In his passion for the African continent, one can discern a response to the dramatic years of the war, a tension towards a place that is still unspoilt and not profoundly disrupted by the conflict. A continent where, beneath the surface, one glimpses the possibility of another society, ideal and timeless, where man still lives in an authentic relationship with nature. His images portray African populations in a sort of timeless dimension in which the documentary and narrative intent gives way almost entirely to a form of contemplation. The ethnographic subject is projected directly into a philosophical and symbolic realm, as well as into a search for beauty in clear inner dialogue with the photographer’s spiritual quest. Häberlin’s travels took place between 1949 and 1952. Slow journeys. Unhurried. A kind of personal exploration of the world, in which facts are eclipsed and even ethnological relief gives way to a poetics of disenchantment, which veers decisively in an aesthetic and anti-historical direction. The result is images that live in the domain of direct light, so sharp as to seem sculpted, to reject shadows if possible. Some of his photographs were collected in the volume Yallah, published with a preface by the American writer Paul Bowles, and published posthumously in 1956. One of the most widely read American weeklies, “The New Yorker”, wrote that the reportage was the work “of one of the great photographers of our time, capable of showing, as only art can, what would otherwise remain hidden”. The book had been completed by his father with the help of the American writer Paul Bowles, in whose most famous work, Tea in the Desert, used by Bernardo Bertolucci as the screenplay for the film of the same name, Yallah’s images seem to peep out of every description of the environment.

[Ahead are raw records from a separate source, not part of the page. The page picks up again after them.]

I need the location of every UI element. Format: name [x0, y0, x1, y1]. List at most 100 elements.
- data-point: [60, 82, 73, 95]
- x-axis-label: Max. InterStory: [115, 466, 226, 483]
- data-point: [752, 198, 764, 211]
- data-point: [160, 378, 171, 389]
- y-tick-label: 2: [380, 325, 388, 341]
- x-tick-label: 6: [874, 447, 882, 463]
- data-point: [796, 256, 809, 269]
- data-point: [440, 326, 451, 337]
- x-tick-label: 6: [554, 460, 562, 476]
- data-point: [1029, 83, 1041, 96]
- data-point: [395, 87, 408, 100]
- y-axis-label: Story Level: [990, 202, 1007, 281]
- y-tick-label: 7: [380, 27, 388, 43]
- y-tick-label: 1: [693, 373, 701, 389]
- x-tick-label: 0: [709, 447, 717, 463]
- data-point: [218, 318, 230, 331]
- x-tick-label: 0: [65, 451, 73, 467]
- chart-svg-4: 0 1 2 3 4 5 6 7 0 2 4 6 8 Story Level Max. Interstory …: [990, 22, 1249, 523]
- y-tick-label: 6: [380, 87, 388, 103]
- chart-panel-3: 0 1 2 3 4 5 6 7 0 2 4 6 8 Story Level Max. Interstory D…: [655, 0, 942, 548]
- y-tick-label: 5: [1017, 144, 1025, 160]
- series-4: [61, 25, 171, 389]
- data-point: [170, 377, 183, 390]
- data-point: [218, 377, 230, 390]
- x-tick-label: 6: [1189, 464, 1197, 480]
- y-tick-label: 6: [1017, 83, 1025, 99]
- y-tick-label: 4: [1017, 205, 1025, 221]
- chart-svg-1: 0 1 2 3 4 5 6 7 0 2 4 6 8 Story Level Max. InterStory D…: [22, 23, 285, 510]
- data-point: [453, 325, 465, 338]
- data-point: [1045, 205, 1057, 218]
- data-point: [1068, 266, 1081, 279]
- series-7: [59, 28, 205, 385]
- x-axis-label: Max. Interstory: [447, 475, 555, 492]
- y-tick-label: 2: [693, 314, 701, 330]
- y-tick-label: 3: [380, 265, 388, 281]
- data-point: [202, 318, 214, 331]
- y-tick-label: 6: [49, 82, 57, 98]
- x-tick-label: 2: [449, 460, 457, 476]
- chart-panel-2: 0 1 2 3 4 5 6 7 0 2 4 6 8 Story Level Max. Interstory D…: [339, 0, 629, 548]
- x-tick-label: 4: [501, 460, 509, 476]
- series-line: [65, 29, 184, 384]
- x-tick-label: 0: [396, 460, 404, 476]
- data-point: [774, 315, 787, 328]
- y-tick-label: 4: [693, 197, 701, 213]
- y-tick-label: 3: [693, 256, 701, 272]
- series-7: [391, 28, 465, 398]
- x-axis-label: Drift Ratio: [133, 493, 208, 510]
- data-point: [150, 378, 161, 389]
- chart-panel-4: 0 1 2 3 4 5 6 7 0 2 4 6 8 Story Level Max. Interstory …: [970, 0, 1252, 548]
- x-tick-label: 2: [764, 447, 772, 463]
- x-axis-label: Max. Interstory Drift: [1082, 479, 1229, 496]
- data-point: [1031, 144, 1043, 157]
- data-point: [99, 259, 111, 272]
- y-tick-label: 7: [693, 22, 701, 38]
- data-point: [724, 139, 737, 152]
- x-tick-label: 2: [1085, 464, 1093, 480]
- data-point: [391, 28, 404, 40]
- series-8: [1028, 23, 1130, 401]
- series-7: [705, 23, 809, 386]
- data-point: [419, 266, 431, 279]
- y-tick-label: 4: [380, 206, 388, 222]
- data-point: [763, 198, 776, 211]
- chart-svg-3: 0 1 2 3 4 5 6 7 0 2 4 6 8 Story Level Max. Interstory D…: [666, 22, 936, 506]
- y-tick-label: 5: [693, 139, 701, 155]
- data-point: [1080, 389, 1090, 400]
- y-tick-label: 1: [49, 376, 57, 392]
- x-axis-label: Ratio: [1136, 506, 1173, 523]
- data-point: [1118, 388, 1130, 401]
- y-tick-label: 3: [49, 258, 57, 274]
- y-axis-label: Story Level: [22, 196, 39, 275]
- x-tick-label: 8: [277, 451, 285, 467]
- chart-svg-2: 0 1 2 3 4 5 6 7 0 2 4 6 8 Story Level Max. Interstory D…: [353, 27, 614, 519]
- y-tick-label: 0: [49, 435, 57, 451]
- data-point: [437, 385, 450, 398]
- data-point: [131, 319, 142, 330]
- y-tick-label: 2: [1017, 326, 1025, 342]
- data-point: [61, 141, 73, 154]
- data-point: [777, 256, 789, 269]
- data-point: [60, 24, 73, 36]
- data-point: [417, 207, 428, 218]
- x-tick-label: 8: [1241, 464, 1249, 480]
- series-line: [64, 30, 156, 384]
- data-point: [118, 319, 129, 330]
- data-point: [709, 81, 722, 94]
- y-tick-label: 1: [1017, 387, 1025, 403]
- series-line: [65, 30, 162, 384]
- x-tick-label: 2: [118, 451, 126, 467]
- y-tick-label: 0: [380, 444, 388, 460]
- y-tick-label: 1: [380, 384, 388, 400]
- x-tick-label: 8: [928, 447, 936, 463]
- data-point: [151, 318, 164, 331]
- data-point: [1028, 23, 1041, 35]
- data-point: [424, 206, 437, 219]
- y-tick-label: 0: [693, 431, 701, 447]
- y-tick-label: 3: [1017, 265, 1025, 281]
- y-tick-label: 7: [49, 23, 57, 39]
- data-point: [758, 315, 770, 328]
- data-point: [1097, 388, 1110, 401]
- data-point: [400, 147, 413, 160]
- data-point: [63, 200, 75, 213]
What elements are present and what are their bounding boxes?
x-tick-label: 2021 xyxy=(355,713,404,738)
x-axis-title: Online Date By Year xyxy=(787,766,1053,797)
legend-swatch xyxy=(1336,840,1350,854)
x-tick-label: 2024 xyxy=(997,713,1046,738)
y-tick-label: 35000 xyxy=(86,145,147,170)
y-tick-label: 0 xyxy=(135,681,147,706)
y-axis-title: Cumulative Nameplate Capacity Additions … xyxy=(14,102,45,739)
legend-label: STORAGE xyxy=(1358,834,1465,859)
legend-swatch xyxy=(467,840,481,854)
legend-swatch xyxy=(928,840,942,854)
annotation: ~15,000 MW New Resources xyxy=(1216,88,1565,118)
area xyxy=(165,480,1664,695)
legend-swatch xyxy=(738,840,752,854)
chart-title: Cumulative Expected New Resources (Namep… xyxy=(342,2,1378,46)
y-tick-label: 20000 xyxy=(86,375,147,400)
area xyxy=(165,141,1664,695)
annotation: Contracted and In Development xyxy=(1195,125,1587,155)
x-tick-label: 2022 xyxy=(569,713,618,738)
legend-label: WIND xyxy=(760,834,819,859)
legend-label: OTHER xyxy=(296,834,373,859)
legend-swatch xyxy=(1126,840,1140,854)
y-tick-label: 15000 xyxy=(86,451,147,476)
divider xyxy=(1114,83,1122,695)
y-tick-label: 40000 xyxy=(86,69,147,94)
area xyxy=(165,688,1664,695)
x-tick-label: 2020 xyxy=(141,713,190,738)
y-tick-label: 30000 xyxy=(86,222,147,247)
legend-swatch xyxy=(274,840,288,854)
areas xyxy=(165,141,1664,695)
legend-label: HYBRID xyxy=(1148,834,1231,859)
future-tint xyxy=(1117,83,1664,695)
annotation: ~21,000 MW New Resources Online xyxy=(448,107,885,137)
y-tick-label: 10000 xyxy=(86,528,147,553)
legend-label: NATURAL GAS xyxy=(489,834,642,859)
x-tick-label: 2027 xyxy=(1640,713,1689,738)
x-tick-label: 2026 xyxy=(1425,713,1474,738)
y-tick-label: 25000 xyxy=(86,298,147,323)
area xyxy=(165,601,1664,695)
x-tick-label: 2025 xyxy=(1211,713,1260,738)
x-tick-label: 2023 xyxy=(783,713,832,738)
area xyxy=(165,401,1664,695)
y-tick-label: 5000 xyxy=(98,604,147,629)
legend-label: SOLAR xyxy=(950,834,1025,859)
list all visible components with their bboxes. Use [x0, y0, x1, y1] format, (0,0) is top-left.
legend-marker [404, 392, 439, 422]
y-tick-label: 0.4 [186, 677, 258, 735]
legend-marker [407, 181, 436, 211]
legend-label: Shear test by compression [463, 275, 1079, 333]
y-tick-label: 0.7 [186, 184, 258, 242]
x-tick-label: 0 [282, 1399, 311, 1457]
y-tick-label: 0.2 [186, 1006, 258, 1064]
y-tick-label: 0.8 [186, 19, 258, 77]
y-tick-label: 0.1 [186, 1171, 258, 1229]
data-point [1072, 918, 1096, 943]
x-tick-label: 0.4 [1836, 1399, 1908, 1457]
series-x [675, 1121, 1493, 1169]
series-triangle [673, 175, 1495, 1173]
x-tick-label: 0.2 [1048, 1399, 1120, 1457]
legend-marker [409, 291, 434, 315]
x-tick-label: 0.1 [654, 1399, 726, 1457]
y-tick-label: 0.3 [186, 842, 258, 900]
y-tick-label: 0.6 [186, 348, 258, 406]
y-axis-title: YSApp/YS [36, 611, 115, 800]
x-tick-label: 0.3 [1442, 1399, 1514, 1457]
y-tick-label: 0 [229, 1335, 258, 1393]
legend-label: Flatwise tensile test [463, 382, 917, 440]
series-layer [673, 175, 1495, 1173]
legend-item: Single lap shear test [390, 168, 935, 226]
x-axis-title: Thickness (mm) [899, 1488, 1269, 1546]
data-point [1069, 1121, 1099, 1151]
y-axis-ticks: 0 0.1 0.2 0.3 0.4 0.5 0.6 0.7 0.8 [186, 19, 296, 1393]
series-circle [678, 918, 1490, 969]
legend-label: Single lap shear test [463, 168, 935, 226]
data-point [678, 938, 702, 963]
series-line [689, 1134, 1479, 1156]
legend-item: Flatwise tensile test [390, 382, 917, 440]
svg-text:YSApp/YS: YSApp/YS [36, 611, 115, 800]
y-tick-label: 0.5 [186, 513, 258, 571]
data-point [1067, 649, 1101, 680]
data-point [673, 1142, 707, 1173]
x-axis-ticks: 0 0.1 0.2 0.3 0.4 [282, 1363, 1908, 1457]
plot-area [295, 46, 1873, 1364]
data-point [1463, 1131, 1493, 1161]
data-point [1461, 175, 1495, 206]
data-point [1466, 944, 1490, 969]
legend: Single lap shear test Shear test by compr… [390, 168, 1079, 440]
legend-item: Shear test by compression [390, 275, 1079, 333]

Häberlin realised his Trans-Saharan reportage between 1949 and 1952, an immense series of photographic shots that resulted from four journeys (of one of which very little information has been found), which he made following the ancient caravan routes from Algiers across the Sahara to northern Cameroon. Shortly after his wanderings on the African continent he met his death in 1953 in a tragic accident on the eve of another important departure, this time for Mexico. Häberlin’s biography is to this day partly mysterious. It has not been easy, though very stimulating, to trace his existential and professional stages, nor to outline his many travels, acquaintances and readings. Born in 1912 in the rural village of Oberaach, in Switzerland (Canton Thurgau), his strong tendency towards travelling, by whatever means available, is undeniable. Häberlin seems to use photography to accompany his slow movement through the world, respecting his own times rather than those of newspapers and the market.
“Esovisioni” is a cycle dedicated to the peculiarities and paths of viewing cultures through the photographic lens. The working hypothesis is that the photographer, taking the exotic image as a pretext has, consciously or unconsciously, returned his own inner vision, fertilising the collective imagination with artful images and stereotypes of different cultural realities.